Looking for a specific dataset?

If you need data that’s not in PUDL, open an issue to tell us more about it!

If you’ve already spent a bunch of time wrangling a dataset, we welcome “knowledge contributions” in our pudl-knowledge repository!

If you’re looking to help us integrate a specific dataset into PUDL, find us at office hours and we can talk through next steps.

There’s a huge variety and quantity of data about the US electric utility system available to the public. The data we have integrated is just the beginning! Other data we’ve heard demand for are listed below. If you’re interested in using one of them and would like to add it to PUDL check out our contribution guidelines. If there are other datasets you think we should be looking at integration, don’t hesitate to open an issue on Github requesting the data and explaining why it would be useful.

EIA Form 176

EIA Form 176, also known as the Annual Report of Natural and Supplemental Gas Supply and Disposition, describes the origins, suppliers, and disposition of natural gas on a yearly and state by state basis. EIA Forms 191 and 757a come in the same bulk data download and also pertain to natural gas.

FERC EQR

The FERC Electric Quarterly Reports (EQR), also known as FERC Form 920, includes the details of transactions between different utilities and transactions between utilities and merchant generators. It covers ancillary services as well as energy and capacity, time and location of delivery, prices, contract length, etc. It’s one of the few public sources of information about renewable energy power purchase agreements (PPAs). This is a large (~100s of GB) dataset composed of a very large number of relatively clean CSV files, but it requires fuzzy processing to get at some of the interesting and only indirectly reported attributes.

Transmission and Distribution Systems

In order to run electricity system operations models and cost optimizations, you need some kind of model of the interconnections between generation and loads. There doesn’t appear to be a generally accepted, publicly available set of these network descriptions (yet!).

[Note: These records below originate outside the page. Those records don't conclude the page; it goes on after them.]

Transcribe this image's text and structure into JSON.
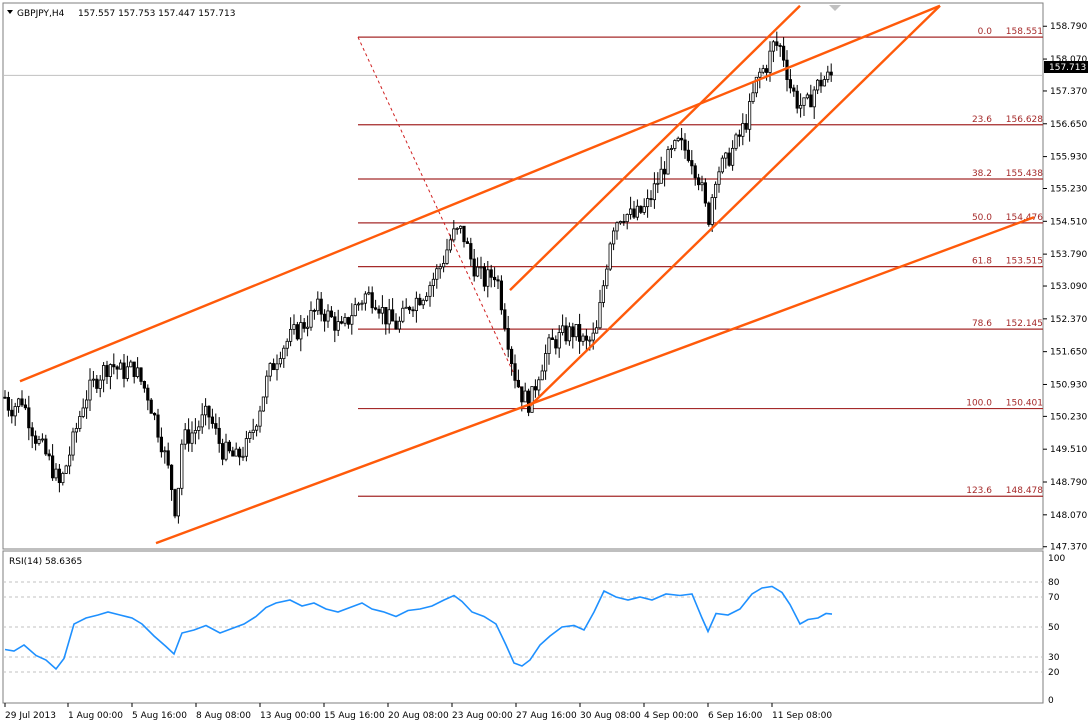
{
  "header": {
    "symbol": "GBPJPY,H4",
    "ohlc": "157.557 157.753 157.447 157.713"
  },
  "chart_data": [
    {
      "type": "candlestick",
      "title": "GBPJPY,H4 157.557 157.753 157.447 157.713",
      "price_scale": [
        "158.790",
        "158.070",
        "157.370",
        "156.650",
        "155.930",
        "155.230",
        "154.510",
        "153.790",
        "153.090",
        "152.370",
        "151.650",
        "150.930",
        "150.230",
        "149.510",
        "148.790",
        "148.070",
        "147.370"
      ],
      "current_price": "157.713",
      "ylim": [
        147.32,
        159.3
      ],
      "x_labels": [
        "29 Jul 2013",
        "1 Aug 00:00",
        "5 Aug 16:00",
        "8 Aug 08:00",
        "13 Aug 00:00",
        "15 Aug 16:00",
        "20 Aug 08:00",
        "23 Aug 00:00",
        "27 Aug 16:00",
        "30 Aug 08:00",
        "4 Sep 00:00",
        "6 Sep 16:00",
        "11 Sep 08:00"
      ],
      "price_path": [
        [
          0,
          150.9
        ],
        [
          10,
          150.4
        ],
        [
          22,
          150.6
        ],
        [
          35,
          149.8
        ],
        [
          48,
          149.3
        ],
        [
          60,
          148.7
        ],
        [
          72,
          149.6
        ],
        [
          84,
          150.6
        ],
        [
          98,
          151.1
        ],
        [
          110,
          151.4
        ],
        [
          122,
          151.2
        ],
        [
          134,
          151.3
        ],
        [
          148,
          150.7
        ],
        [
          160,
          149.8
        ],
        [
          170,
          148.9
        ],
        [
          176,
          148.1
        ],
        [
          182,
          149.7
        ],
        [
          194,
          149.9
        ],
        [
          208,
          150.3
        ],
        [
          222,
          149.5
        ],
        [
          236,
          149.3
        ],
        [
          248,
          149.6
        ],
        [
          258,
          150.3
        ],
        [
          268,
          151.1
        ],
        [
          280,
          151.7
        ],
        [
          292,
          152.0
        ],
        [
          306,
          152.3
        ],
        [
          318,
          152.6
        ],
        [
          330,
          152.4
        ],
        [
          342,
          152.1
        ],
        [
          354,
          152.6
        ],
        [
          366,
          152.9
        ],
        [
          376,
          152.8
        ],
        [
          386,
          152.4
        ],
        [
          398,
          152.2
        ],
        [
          410,
          152.7
        ],
        [
          422,
          152.9
        ],
        [
          432,
          153.2
        ],
        [
          442,
          153.6
        ],
        [
          452,
          154.2
        ],
        [
          462,
          154.3
        ],
        [
          472,
          153.6
        ],
        [
          484,
          153.2
        ],
        [
          496,
          153.4
        ],
        [
          506,
          152.2
        ],
        [
          514,
          151.2
        ],
        [
          522,
          150.7
        ],
        [
          530,
          150.5
        ],
        [
          540,
          151.3
        ],
        [
          550,
          151.8
        ],
        [
          562,
          152.0
        ],
        [
          574,
          152.1
        ],
        [
          586,
          151.8
        ],
        [
          596,
          152.0
        ],
        [
          604,
          153.2
        ],
        [
          612,
          154.4
        ],
        [
          622,
          154.7
        ],
        [
          634,
          154.6
        ],
        [
          646,
          154.8
        ],
        [
          656,
          155.3
        ],
        [
          666,
          155.8
        ],
        [
          678,
          156.2
        ],
        [
          690,
          156.0
        ],
        [
          700,
          155.4
        ],
        [
          708,
          154.5
        ],
        [
          716,
          155.6
        ],
        [
          726,
          155.8
        ],
        [
          738,
          156.3
        ],
        [
          748,
          156.8
        ],
        [
          758,
          157.7
        ],
        [
          766,
          157.9
        ],
        [
          774,
          158.4
        ],
        [
          782,
          158.3
        ],
        [
          790,
          157.5
        ],
        [
          798,
          157.1
        ],
        [
          806,
          157.0
        ],
        [
          814,
          157.4
        ],
        [
          822,
          157.6
        ],
        [
          832,
          157.71
        ]
      ],
      "fibonacci": [
        {
          "level": "0.0",
          "price": "158.551",
          "value": 158.551
        },
        {
          "level": "23.6",
          "price": "156.628",
          "value": 156.628
        },
        {
          "level": "38.2",
          "price": "155.438",
          "value": 155.438
        },
        {
          "level": "50.0",
          "price": "154.476",
          "value": 154.476
        },
        {
          "level": "61.8",
          "price": "153.515",
          "value": 153.515
        },
        {
          "level": "78.6",
          "price": "152.145",
          "value": 152.145
        },
        {
          "level": "100.0",
          "price": "150.401",
          "value": 150.401
        },
        {
          "level": "123.6",
          "price": "148.478",
          "value": 148.478
        }
      ],
      "trendlines": [
        {
          "x1": 20,
          "p1": 151.0,
          "x2": 940,
          "p2": 159.24
        },
        {
          "x1": 156,
          "p1": 147.45,
          "x2": 1034,
          "p2": 154.6
        },
        {
          "x1": 510,
          "p1": 153.0,
          "x2": 800,
          "p2": 159.24
        },
        {
          "x1": 530,
          "p1": 150.46,
          "x2": 940,
          "p2": 159.24
        }
      ],
      "fib_connector": {
        "x1": 358,
        "p1": 158.551,
        "x2": 530,
        "p2": 150.401
      },
      "colors": {
        "candle": "#000000",
        "fib": "#a52a2a",
        "trend": "#ff5a0a",
        "rsi": "#1e90ff",
        "grid": "#c0c0c0"
      }
    },
    {
      "type": "line",
      "title": "RSI(14) 58.6365",
      "series": [
        {
          "name": "RSI(14)",
          "color": "#1e90ff"
        }
      ],
      "ylim": [
        0,
        100
      ],
      "levels": [
        "100",
        "80",
        "70",
        "50",
        "30",
        "20",
        "0"
      ],
      "level_values": [
        100,
        80,
        70,
        50,
        30,
        20,
        0
      ],
      "points": [
        [
          5,
          35
        ],
        [
          14,
          34
        ],
        [
          24,
          38
        ],
        [
          36,
          31
        ],
        [
          46,
          28
        ],
        [
          56,
          22
        ],
        [
          64,
          29
        ],
        [
          74,
          52
        ],
        [
          86,
          56
        ],
        [
          98,
          58
        ],
        [
          108,
          60
        ],
        [
          120,
          58
        ],
        [
          132,
          56
        ],
        [
          142,
          52
        ],
        [
          154,
          44
        ],
        [
          166,
          37
        ],
        [
          174,
          32
        ],
        [
          182,
          46
        ],
        [
          194,
          48
        ],
        [
          206,
          51
        ],
        [
          220,
          46
        ],
        [
          232,
          49
        ],
        [
          244,
          52
        ],
        [
          256,
          57
        ],
        [
          266,
          63
        ],
        [
          276,
          66
        ],
        [
          290,
          68
        ],
        [
          302,
          64
        ],
        [
          314,
          66
        ],
        [
          326,
          62
        ],
        [
          338,
          60
        ],
        [
          350,
          63
        ],
        [
          362,
          66
        ],
        [
          372,
          62
        ],
        [
          384,
          60
        ],
        [
          396,
          57
        ],
        [
          408,
          61
        ],
        [
          420,
          62
        ],
        [
          432,
          64
        ],
        [
          444,
          68
        ],
        [
          454,
          71
        ],
        [
          462,
          67
        ],
        [
          472,
          60
        ],
        [
          484,
          57
        ],
        [
          496,
          52
        ],
        [
          506,
          38
        ],
        [
          514,
          26
        ],
        [
          522,
          24
        ],
        [
          530,
          28
        ],
        [
          540,
          38
        ],
        [
          550,
          44
        ],
        [
          562,
          50
        ],
        [
          574,
          51
        ],
        [
          584,
          48
        ],
        [
          594,
          60
        ],
        [
          604,
          74
        ],
        [
          616,
          70
        ],
        [
          628,
          68
        ],
        [
          640,
          70
        ],
        [
          652,
          68
        ],
        [
          666,
          72
        ],
        [
          680,
          71
        ],
        [
          692,
          72
        ],
        [
          702,
          56
        ],
        [
          708,
          47
        ],
        [
          716,
          59
        ],
        [
          728,
          58
        ],
        [
          740,
          62
        ],
        [
          752,
          72
        ],
        [
          762,
          76
        ],
        [
          772,
          77
        ],
        [
          782,
          73
        ],
        [
          790,
          65
        ],
        [
          800,
          52
        ],
        [
          808,
          55
        ],
        [
          818,
          56
        ],
        [
          826,
          59
        ],
        [
          832,
          58.6
        ]
      ],
      "value_label": "58.6365"
    }
  ]
}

EIA Thermoelectric Water Usage

EIA Water records water use by thermal generating stations in the US.

MSHA Mines and Production

The MSHA Mines & Production dataset describes coal production by mine and operating company along with statistics about labor productivity and safety. This is a smaller dataset (100s of MB) available as relatively clean and well structured CSV files. .. _data-ces:

Machine Readable Clean Energy Standards

Renewable Portfolio Standards (RPS) and Clean Energy Standards (CES) have emerged as one of the primary policy tools to decarbonize the US electricity supply. Researchers who model future electricity systems need to include these binding regulations as constraints on their models to ensure that the systems they explore are legally compliant. Unfortunately for modelers, RPS and CES regulations vary from state to state. Sometimes there are carve outs for different types of generation, and sometimes there are different requirements for different types of utilities or distributed resources. Our goal is to compile a programmatically usable database of RPS/CES policies in the US for quick and easy reference by modelers.